I AIed a new currency coin and am currently llmmaxxing an airline rooted around no assumption models.

Traditional moats have crumbled. New norms challenge established truths. What were barriers are now entry.

A phase shift across industry where entrepreneur becomes the incumbent. This time it is different. I say go for it!

muzani|4 days ago

Weirdly enough, no.

1) Pricing too low would actually discourage buyers. Half of the time someone says this, it's nonsense; customers prefer cheaper. But 10% is too low. Would you buy a Slack clone at $0.50/head or a $2/month TalkGPT?

2) A good amount of cost would be non-software. Hardware is becoming a larger portion of costs.

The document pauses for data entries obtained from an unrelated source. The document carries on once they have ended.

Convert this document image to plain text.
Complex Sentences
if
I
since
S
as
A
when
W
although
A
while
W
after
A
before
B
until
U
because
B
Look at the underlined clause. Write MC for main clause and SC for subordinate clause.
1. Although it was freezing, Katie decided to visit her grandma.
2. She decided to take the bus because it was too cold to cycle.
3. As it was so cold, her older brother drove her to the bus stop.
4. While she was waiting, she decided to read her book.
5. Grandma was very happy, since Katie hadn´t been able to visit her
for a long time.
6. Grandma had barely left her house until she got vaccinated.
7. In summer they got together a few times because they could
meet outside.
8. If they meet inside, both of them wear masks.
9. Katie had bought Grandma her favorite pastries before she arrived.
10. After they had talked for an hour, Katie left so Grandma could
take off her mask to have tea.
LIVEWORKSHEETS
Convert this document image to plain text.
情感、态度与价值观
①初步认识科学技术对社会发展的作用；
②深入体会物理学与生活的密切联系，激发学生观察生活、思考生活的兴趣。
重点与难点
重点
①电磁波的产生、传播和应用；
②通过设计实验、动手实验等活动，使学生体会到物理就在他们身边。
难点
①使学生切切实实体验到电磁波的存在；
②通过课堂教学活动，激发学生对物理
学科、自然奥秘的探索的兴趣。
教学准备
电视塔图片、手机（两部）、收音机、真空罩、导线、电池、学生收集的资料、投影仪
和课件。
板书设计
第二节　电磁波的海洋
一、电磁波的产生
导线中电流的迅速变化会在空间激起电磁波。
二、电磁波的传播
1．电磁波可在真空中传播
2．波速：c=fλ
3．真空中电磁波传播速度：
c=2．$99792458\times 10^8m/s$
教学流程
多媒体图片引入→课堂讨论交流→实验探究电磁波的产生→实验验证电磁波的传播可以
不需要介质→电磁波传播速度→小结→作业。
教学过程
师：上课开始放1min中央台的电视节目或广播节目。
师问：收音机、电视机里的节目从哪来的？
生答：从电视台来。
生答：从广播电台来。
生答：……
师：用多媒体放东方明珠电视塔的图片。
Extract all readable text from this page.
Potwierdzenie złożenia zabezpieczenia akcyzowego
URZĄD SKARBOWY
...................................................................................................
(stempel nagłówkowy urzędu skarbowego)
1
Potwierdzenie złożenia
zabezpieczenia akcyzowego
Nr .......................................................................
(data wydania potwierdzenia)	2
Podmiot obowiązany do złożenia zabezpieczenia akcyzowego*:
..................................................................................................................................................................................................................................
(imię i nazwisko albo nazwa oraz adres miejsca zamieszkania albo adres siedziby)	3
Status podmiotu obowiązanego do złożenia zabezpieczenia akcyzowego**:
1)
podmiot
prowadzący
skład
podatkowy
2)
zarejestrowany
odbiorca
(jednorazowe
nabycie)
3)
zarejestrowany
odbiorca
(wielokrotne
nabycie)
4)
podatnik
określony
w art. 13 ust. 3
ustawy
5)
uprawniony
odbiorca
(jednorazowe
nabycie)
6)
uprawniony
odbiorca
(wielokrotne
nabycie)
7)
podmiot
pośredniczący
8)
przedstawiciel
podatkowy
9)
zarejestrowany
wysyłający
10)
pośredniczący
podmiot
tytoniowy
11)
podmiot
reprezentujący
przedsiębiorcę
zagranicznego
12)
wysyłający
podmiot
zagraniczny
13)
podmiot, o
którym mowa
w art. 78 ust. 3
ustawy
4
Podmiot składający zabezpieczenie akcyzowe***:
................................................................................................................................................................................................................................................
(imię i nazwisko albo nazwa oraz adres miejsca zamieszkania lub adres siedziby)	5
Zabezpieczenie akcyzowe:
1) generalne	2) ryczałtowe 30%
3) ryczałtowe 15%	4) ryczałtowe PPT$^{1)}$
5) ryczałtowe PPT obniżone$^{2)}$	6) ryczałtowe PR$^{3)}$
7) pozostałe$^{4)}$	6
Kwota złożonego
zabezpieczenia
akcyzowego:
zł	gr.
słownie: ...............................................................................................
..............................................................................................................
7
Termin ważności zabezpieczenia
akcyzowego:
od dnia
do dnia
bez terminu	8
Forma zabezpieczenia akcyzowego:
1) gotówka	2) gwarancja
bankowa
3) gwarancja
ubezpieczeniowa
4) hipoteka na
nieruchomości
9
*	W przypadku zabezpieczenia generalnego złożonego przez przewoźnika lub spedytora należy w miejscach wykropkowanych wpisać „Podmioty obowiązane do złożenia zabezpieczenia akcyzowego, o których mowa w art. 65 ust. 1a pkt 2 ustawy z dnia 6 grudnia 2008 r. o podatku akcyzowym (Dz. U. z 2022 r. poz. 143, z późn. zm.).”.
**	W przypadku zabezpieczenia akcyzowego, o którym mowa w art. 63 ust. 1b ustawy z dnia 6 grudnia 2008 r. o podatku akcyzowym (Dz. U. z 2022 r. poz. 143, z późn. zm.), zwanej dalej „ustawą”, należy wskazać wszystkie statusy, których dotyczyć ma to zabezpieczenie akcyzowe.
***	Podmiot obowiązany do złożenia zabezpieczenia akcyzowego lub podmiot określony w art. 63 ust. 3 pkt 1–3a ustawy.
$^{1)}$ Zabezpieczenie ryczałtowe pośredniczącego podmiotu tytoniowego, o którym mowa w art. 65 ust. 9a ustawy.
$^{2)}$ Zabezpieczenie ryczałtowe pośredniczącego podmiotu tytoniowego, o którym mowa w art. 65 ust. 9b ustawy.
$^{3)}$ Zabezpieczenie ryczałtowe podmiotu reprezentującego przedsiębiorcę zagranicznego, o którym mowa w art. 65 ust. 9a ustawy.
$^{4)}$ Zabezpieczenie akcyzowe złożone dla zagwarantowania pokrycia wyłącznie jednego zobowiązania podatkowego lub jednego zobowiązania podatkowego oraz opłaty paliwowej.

3) Software development isn't just writing code. Most of my day now is just writing notes to verify what AI is doing, i.e. actual engineering. AI has gotten so damn good that fixes are about 1-10 lines or so per ticket, but now the comments become longer than the code. You do save time, but now we're tackling Highest Priority bugs that have been around since 2023.

4) Parkinson's Law: work expands to fill the space. Your competitors also have the same tools. You'll see companies like Stripe drop from #1 to #4. The market share will be taken by new players willing to work 996 but using AI to cut it down to 40 hours/week.

apothegm|5 days ago

Nope. 90% of my company’s employees are doing highly skilled work that requires interacting with other humans face to face with physical presence.

And turning our tech over to AI would undoubtedly be a disaster of security and compliance fails in a highly regulated industry — if it didn’t simply hit a complexity wall that it couldn’t spaghetti code its way through.

And that’s setting aside UX. We have in-depth conversations around twice a week to make decisions at the intersection of data needed for business logic, compliance constraints, and managing both of those while keeping UX “delightful”. I’m not convinced an LLM will ever be able to handle those with halfway decent judgement.

YMMV if your product is an issue tracker, CRM less complex than salesforce, or newsletter platform, etc.

nicbou|4 days ago

My website is just text on a page, for the most part, but the text solves a problem really well, and requires a lot of infrastructure to surface important knowledge that isn't already on the internet.

So far most competitors just repeat what's already said, but without the careful writing and information architecture.

It's a bit like travel guides. Eventually they all parrot each other, except for that one local who makes the effort of discovering and curating new places.

CodeBit26|5 days ago

Technically? Probably. But the 10% cost isn't where the battle is. It's the 90% trust and 'organizational gravity' that legacy companies hold. You can replicate the stack with AI agents in a weekend, but you can't replicate the compliance, the sales relationships, and the 'nobody ever got fired for buying IBM' safety net. AI has lowered the floor for entry, but it hasn't lowered the ceiling for enterprise trust.